Previously we have shown that exercising rats prior to administration of 50 mg NMU/kg (high dose) significantly decreased tumor multiplicity, but not incidence or latency. We hypothesized that the dose of NMU saturated the system such that the exercise intervention was overshadowed. Therefore, the purpose of this investigation was to determine if exercise would have a more pronounced effect with a moderate dose of 37.5 mg NMU/kg. Female Sprague Dawley rats were divided into sedentary and exercised groups. The rats were exercised five times per week from 21 to 50 days of age on a progressive treadmill training program with a final workload of 18 m/min at 15% incline for 60 min a day. At 50 days of age all rats were given an i.p. injection of NMU at 37.5 mg/kg body weight. The experiment was terminated 22 weeks post carcinogen administration. Although there was no difference in terms of tumor incidence, multiplicity, or latency between the two groups, the tumor growth rate (0.107+/-0.025 vs. 0.043+/-0.009 g/day) and final tumor weight (3.2+/-0.74 vs. 1.2+/-0.34 grams) were significantly higher in the exercised animals.

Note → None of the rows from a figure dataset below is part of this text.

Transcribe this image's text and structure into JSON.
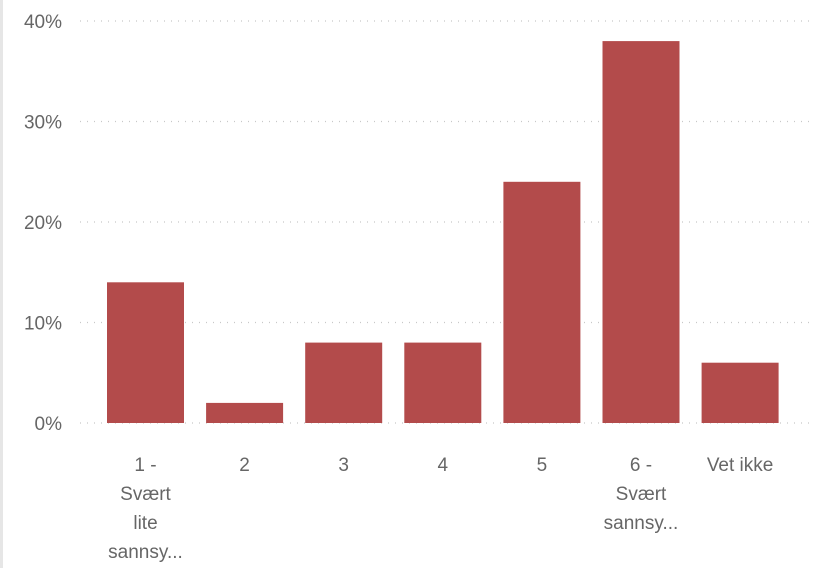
{
  "chart_data": {
    "type": "bar",
    "categories": [
      [
        "1 -",
        "Svært",
        "lite",
        "sannsy..."
      ],
      [
        "2"
      ],
      [
        "3"
      ],
      [
        "4"
      ],
      [
        "5"
      ],
      [
        "6 -",
        "Svært",
        "sannsy..."
      ],
      [
        "Vet ikke"
      ]
    ],
    "values": [
      14,
      2,
      8,
      8,
      24,
      38,
      6
    ],
    "ylim": [
      0,
      40
    ],
    "yticks": [
      0,
      10,
      20,
      30,
      40
    ],
    "ytick_labels": [
      "0%",
      "10%",
      "20%",
      "30%",
      "40%"
    ],
    "value_unit": "%",
    "grid": true,
    "bar_color": "#b34b4b",
    "title": "",
    "xlabel": "",
    "ylabel": ""
  }
}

IGF-I receptor (9.4+/-96 vs. 10.5+/-57 per microg protein) and estrogen receptor (18.4+/-1.14 vs. 19.6 + 1.6 per microg protein) levels were not significantly different in tumors from exercised animals compared to those from sedentary animals. For both sets of tumors, correlation between estrogen receptor content and growth rate is positive, while the correlation between IGF-I receptor content and growth rate is negative. The results of this study suggest that exercise prior to NMU administration does not affect tumor burden but does alter tumor growth rate, which is not due to differences in estrogen receptor or IGF-I receptor content.